Une petite infirmière — même si elles le sont toutes devant mon imposante taille.. si imposant est un terme qui peut encore me définir, frêle comme je suis — vient me donner les vêtements que je portais à mon arrivée. Elle me laisse, je me change non sans en éprouver la difficulté puis lance un bref « adieu » à cette chambre si confortable que mon inconscient en a fait un lieu idéal à recréer dans mes cauchemars. Prête à tout quitter, je fais glisser la porte coulissante et passe le pas.

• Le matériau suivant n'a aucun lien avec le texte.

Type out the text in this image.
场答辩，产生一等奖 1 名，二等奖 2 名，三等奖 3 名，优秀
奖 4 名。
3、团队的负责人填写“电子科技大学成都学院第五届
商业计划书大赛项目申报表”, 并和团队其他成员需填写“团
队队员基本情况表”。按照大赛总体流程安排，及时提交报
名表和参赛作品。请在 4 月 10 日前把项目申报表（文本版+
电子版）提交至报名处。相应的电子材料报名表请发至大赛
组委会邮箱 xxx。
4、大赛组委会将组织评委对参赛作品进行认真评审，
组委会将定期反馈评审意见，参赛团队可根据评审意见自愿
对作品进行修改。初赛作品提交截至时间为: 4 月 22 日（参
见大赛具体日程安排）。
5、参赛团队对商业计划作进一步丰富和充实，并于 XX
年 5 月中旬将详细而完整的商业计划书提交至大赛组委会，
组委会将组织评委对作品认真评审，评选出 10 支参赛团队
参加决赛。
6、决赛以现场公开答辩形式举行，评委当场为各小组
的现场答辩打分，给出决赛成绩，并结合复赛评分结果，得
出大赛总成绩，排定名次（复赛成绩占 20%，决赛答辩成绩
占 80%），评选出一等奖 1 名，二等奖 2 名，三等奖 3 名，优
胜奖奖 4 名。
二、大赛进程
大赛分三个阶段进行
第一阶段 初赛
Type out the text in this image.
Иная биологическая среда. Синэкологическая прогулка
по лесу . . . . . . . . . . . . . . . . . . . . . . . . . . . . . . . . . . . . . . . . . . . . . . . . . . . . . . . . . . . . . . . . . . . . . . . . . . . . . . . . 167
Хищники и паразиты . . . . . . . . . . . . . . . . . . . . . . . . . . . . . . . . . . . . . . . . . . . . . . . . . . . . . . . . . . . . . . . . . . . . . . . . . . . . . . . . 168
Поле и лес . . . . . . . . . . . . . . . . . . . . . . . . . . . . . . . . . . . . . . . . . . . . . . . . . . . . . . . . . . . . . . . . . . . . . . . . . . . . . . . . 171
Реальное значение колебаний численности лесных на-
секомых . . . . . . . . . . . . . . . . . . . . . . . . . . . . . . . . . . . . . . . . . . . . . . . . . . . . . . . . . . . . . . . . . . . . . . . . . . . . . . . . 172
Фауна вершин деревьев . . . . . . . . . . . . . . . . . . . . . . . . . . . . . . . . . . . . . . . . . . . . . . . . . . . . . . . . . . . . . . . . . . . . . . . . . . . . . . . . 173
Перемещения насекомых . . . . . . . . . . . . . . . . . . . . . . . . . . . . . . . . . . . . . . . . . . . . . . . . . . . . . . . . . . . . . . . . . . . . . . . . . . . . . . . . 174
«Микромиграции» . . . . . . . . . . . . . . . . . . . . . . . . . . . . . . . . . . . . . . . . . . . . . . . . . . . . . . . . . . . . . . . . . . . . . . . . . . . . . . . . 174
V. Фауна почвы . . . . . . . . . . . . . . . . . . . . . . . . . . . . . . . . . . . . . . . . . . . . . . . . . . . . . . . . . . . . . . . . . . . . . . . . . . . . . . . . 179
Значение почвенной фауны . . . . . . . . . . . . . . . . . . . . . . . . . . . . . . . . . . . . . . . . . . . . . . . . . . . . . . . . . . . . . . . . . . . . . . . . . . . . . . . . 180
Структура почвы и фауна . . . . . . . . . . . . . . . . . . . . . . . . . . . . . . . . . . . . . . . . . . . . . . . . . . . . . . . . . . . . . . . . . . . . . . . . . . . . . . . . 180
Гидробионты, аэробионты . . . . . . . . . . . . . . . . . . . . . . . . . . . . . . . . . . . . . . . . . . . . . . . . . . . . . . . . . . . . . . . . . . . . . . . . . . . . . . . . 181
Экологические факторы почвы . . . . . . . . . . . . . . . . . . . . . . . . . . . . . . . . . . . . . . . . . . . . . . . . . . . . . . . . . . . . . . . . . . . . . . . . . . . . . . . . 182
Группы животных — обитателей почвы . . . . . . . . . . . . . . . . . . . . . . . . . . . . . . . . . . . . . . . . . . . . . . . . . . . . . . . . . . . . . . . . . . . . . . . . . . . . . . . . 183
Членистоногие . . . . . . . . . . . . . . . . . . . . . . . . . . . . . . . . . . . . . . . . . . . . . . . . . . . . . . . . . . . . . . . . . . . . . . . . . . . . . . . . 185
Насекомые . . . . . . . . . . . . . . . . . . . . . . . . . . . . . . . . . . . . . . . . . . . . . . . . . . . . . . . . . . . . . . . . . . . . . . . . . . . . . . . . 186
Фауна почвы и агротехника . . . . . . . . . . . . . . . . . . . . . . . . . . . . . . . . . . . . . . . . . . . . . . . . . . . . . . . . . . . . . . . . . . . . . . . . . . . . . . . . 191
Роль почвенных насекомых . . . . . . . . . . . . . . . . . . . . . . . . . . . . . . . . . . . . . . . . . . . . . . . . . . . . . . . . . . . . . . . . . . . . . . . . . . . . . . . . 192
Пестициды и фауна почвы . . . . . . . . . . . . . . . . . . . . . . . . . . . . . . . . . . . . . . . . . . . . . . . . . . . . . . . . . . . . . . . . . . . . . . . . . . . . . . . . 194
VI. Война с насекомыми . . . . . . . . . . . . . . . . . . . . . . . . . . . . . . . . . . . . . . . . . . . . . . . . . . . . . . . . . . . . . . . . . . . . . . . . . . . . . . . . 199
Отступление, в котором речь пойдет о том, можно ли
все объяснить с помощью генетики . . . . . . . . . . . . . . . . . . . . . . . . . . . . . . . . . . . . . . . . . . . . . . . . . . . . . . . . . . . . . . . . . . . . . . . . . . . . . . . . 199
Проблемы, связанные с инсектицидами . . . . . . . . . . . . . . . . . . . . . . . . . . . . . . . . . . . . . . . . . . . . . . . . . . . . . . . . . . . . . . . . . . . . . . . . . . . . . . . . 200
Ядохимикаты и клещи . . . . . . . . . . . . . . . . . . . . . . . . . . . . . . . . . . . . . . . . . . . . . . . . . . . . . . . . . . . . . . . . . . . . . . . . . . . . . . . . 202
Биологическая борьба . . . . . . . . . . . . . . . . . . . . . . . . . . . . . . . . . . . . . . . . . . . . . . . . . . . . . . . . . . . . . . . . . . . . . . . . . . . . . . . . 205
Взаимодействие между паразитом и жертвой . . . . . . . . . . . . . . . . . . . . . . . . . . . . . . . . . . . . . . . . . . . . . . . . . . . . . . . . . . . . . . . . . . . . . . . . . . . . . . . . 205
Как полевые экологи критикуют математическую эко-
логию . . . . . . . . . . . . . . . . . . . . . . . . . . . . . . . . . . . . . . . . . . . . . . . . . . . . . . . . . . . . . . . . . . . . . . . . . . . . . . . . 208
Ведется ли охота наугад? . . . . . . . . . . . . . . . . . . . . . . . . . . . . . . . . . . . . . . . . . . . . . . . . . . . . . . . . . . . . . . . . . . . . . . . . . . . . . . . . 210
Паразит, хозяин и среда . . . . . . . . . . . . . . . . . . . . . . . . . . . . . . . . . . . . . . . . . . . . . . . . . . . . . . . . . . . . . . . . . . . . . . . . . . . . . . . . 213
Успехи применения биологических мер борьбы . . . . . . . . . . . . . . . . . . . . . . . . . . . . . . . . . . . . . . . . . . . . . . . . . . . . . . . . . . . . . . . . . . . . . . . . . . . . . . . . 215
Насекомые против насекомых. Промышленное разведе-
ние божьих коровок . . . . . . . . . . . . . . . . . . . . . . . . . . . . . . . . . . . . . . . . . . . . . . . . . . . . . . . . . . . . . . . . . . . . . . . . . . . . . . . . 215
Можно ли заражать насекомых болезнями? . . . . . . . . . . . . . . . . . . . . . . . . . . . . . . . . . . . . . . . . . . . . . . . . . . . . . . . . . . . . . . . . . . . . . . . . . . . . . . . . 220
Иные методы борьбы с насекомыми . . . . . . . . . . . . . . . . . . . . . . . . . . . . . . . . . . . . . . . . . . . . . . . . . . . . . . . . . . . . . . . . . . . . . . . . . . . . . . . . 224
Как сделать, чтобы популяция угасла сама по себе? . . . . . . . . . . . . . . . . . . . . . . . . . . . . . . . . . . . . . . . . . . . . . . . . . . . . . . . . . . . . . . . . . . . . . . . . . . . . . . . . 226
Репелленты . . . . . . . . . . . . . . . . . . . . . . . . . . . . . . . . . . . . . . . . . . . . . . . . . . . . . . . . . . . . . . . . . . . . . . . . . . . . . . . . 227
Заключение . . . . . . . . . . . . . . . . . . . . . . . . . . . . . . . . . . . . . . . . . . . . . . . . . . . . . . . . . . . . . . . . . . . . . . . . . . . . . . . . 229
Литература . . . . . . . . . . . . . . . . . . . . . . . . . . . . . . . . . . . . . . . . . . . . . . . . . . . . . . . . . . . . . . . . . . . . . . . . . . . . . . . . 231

Le couloir est désert.. je m'attendais à y voir mon père.. ou d'autres patients déambulant au hasard dans l'immense hôpital pour occuper leur temps. Mais non. On dirait que tous m'évitent.. même les infirmières qui ont pour habitude de faire claquer sur le sol leur hauts talons à toutes heures de la journée ne traînent pas dans les couloirs blancs. L'idée de me voir est peut-être repoussante et ils sortiront tous quand j'aurais définitivement, si ce n'est pour atteindre la morgue, quitté la bâtisse. Mais au moins, cela me facilite le passage. Je continue ma marche jusqu'à l'accueil où une infirmière d'un âge très avancé me regarde apeurée, comme si j'étais un monstre. Qu'ai-je encore ? Tous les fils médicaux sont hors de mon corps, mes blessures cachées, qu'ai-je donc ?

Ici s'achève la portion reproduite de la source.